Adanya proteksi negara
industri atas hasil pertaniannya semakin mempersulit negara berkembang untuk
mengekspor hasil pertaniannya. Kesulitan tersebut sampai saat ini masih terus
berlangsung. Terakhir, negara industri semakin mampu menemukan teknologi baru
pembuat barang-barang sintetik sehingga memperkecil impor bahan mentah
pertanian dari negara berkembang. Selain itu, meningkatnya kekuatan politik
kaum buruh di negara industri juga berpengaruh pada meningkatnya upah. Ini
berimplikasi pada meningkatnya biaya produksi sehingga menyebabkan harga jual
meningkat pula. Sementara harga barang hasil pertanian relatif tetap.
Akibatnya, nilai uang yang diperoleh negara industri dari hasil ekspornya akan
meningkat.
Kenyataan itulah yang
membuat Raul Prebisch salah seorang peletak dasar teori ketergantungan mengeluarkan gagasan pentingnya negara-negara
berkembang untuk melakukan industrialisasi sebagaimana negara maju. Upaya
perintisan Industrialisasi ini dilakukan dengan model industri subtitusi impor
(ISI) sebagai "industri bayi" (infant
industry). Diharapkan industri ini dapat memproduksi barang-barang yang
semula diimpor. Sebagai langkah awal, untuk mengamankan eksistensi industri
bayi dari industri besar di negara maju diperlukan campur tangan pemerintah
melalui proteksi sampai dengan mendewasanya industri bayi tersebut.

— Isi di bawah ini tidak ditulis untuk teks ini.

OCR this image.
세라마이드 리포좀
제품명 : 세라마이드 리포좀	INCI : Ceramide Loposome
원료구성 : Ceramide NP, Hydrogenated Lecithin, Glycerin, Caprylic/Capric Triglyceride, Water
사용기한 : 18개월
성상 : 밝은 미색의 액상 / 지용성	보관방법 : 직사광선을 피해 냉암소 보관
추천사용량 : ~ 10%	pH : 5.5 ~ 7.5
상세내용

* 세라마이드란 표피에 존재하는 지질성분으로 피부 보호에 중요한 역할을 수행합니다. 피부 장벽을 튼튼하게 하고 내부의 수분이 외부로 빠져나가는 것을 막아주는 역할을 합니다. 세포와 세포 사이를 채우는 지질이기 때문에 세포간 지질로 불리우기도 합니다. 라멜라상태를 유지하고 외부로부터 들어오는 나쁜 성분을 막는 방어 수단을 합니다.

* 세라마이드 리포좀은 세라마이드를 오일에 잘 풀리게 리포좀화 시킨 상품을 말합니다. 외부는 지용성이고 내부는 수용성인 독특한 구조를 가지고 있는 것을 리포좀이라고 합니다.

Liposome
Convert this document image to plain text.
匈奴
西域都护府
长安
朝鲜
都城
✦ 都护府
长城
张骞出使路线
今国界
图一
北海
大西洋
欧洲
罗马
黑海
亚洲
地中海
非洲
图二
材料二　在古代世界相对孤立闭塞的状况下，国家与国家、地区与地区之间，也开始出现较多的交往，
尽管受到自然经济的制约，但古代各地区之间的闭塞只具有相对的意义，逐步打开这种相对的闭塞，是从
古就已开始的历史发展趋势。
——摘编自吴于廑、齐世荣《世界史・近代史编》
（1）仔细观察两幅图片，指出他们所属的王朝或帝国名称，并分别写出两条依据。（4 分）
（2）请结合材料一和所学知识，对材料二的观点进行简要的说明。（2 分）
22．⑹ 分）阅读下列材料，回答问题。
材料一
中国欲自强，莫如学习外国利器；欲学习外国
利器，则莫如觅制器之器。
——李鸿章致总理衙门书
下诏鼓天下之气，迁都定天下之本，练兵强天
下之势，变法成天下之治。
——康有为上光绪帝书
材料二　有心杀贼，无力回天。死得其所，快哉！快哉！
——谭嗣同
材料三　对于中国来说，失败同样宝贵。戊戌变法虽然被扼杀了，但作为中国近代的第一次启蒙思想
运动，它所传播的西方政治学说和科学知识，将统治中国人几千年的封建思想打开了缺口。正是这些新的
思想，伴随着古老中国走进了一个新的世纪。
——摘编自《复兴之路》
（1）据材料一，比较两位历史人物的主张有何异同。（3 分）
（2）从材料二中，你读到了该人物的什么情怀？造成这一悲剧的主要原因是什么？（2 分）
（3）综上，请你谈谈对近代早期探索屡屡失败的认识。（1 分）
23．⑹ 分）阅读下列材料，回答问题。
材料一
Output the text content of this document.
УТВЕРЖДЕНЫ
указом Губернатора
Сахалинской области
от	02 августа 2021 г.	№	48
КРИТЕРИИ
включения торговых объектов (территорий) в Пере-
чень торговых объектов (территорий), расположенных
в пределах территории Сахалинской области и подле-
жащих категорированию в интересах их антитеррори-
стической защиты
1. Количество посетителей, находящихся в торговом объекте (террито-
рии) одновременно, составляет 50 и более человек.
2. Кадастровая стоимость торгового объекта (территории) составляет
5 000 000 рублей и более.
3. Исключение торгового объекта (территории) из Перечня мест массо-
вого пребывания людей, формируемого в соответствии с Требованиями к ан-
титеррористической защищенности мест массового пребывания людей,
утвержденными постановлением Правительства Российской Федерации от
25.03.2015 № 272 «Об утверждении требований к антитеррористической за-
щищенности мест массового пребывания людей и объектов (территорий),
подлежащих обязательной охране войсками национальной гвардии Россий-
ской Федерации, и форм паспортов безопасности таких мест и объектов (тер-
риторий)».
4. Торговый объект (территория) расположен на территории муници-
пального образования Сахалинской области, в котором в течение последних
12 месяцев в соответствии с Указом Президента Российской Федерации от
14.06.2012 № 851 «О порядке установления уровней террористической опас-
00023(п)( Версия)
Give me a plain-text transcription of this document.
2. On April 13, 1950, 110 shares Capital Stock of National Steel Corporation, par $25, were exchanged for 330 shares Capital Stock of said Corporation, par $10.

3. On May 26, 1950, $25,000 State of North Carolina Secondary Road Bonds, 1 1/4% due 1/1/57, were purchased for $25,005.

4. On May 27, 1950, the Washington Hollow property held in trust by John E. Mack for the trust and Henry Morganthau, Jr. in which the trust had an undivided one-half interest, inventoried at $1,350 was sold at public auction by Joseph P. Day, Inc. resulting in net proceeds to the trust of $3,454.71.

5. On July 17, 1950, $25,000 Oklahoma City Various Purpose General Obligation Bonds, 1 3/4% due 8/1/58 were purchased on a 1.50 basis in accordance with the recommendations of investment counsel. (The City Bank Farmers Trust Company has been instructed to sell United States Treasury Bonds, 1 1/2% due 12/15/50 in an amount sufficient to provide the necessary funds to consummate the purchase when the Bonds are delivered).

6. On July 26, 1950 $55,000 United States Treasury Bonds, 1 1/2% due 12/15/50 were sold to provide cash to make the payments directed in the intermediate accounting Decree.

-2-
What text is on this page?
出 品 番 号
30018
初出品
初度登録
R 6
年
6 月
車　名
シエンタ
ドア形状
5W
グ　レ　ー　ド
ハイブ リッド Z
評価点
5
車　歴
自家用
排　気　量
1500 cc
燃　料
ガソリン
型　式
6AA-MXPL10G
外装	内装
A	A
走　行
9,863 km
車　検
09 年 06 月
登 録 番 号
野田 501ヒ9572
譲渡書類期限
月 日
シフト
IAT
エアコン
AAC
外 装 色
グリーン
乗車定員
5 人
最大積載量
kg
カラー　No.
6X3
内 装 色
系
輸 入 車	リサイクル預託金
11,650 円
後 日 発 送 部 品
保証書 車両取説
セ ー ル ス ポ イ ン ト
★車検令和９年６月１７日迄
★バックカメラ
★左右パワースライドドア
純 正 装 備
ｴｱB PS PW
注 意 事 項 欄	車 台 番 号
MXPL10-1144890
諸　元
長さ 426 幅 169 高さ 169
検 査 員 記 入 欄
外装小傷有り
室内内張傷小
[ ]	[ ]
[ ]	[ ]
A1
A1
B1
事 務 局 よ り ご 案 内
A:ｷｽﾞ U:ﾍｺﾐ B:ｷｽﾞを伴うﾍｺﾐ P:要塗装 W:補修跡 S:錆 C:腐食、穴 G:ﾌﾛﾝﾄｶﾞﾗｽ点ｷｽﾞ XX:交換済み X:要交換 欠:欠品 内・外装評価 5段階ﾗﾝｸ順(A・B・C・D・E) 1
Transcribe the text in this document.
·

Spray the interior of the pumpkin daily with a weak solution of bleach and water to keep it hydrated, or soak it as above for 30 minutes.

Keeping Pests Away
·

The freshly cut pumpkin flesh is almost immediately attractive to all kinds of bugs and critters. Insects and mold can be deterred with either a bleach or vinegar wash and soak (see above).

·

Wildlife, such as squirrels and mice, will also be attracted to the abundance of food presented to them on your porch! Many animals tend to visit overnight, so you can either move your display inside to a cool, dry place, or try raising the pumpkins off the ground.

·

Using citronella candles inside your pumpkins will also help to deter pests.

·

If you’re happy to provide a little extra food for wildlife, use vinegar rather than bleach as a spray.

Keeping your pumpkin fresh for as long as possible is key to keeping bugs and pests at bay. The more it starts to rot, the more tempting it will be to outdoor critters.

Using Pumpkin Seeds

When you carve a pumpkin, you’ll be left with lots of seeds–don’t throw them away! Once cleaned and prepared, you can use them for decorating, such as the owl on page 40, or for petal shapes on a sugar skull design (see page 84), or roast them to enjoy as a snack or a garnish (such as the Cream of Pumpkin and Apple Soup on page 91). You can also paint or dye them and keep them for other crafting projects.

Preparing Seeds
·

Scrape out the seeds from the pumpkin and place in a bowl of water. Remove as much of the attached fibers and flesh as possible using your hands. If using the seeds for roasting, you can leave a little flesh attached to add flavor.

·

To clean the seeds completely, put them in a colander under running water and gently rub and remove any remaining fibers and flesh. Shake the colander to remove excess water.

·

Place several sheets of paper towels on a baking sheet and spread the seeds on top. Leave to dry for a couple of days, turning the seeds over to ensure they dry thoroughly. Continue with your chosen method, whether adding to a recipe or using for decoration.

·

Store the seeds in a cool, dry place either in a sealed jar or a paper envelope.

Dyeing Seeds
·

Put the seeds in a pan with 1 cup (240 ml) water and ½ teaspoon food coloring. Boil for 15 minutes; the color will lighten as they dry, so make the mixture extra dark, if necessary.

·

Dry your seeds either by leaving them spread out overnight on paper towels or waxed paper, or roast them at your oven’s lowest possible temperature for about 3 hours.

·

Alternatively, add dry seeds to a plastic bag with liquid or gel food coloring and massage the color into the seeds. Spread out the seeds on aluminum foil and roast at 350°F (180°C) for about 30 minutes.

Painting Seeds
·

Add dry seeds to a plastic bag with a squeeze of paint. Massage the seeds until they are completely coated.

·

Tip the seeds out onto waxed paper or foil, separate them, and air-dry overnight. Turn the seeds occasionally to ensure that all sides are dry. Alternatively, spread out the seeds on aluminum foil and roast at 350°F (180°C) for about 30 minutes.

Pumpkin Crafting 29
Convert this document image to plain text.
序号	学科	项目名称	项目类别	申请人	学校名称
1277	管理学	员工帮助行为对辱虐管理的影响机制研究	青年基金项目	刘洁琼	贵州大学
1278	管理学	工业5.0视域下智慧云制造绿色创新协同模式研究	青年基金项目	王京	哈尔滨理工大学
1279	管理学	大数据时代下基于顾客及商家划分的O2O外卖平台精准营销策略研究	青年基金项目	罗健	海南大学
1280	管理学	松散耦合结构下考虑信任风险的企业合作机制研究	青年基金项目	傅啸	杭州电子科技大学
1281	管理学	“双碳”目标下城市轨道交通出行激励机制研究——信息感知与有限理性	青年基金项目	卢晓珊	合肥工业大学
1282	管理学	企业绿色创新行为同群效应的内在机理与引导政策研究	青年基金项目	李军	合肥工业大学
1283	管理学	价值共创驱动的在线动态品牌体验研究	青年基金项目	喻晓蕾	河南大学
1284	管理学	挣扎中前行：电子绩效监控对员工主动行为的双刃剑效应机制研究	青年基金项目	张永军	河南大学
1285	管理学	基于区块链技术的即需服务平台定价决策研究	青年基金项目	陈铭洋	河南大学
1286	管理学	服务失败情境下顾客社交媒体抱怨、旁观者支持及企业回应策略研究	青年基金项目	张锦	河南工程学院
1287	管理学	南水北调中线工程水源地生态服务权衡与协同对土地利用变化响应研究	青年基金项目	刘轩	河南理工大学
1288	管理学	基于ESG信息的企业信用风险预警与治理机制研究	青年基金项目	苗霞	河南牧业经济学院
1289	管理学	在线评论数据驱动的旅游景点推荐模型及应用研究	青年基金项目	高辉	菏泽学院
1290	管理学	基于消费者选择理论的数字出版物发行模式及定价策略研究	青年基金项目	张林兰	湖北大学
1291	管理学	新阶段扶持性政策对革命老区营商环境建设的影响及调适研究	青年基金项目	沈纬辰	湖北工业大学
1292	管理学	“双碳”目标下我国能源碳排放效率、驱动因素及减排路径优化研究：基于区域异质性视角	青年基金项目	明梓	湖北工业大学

Pemikiran Prebisch tentang
ISI "selaras" dengan industrialisasi di negara-negara ASEAN yang
rata-rata dilakukan mulai tahun 1960-an. Akan tetapi ternyata alasan utama
industrialisasi ala Prebisch belum terbukti secara empirik, setidaknya untuk negara-negara
ASEAN. Dalam pandangan Arif dan Hill (1988) terdapat 2 (dua) alasan
negara-negara berkembang, termasuk Indonesia , mempercepat proses industrialisasinya.
Pertama, adalah pandangan umum bahwa
prospek pasar internasional di masa depan bagi produk primer adalah sangat
suram sebagaimana pemikiran Prebisch. Pandangan ini dilatarbelakangi oleh
pengalaman pada tahun 1950-an dimana terjadi kemerosotan harga-harga produk
pertanian setelah mengalami booming
pada Perang Korea
1950-1951.
Namun demikian alasan ini
tidaklah cukup empirik untuk membuktikan merosotnya nilai tukar produk
pertanian (term of trade) sebagai
faktor utama adanya industrialisasi dalam kerangka menepis ketergantungan
negara berkembang terhadap negara maju. Hal ini karena diangap kemerosotan
tersebut hanyalah bagian dari dinamika perdagangan saja, oleh karena itu
industrialisasi lebih didorong oleh keinginan untuk penganekaragaman struktur
ekspor, dimana komoditi pertanian tetap dipertahankan seperti sekarang ini .
Kedua, adanya pandangan bahwa negara-negara maju yang
pendapatannya tinggi memiliki sektor industri yang sangat besar. Jadi,
industrialisasi dipandang sebagai jalan ke arah perkembangan ekonomi yang lebih
maju. Jika diamati, pandangan seperti ini merupakan bagian dari paradigma
modernisasi yang mengarahkan model pembangunan Barat sebagai "kiblat"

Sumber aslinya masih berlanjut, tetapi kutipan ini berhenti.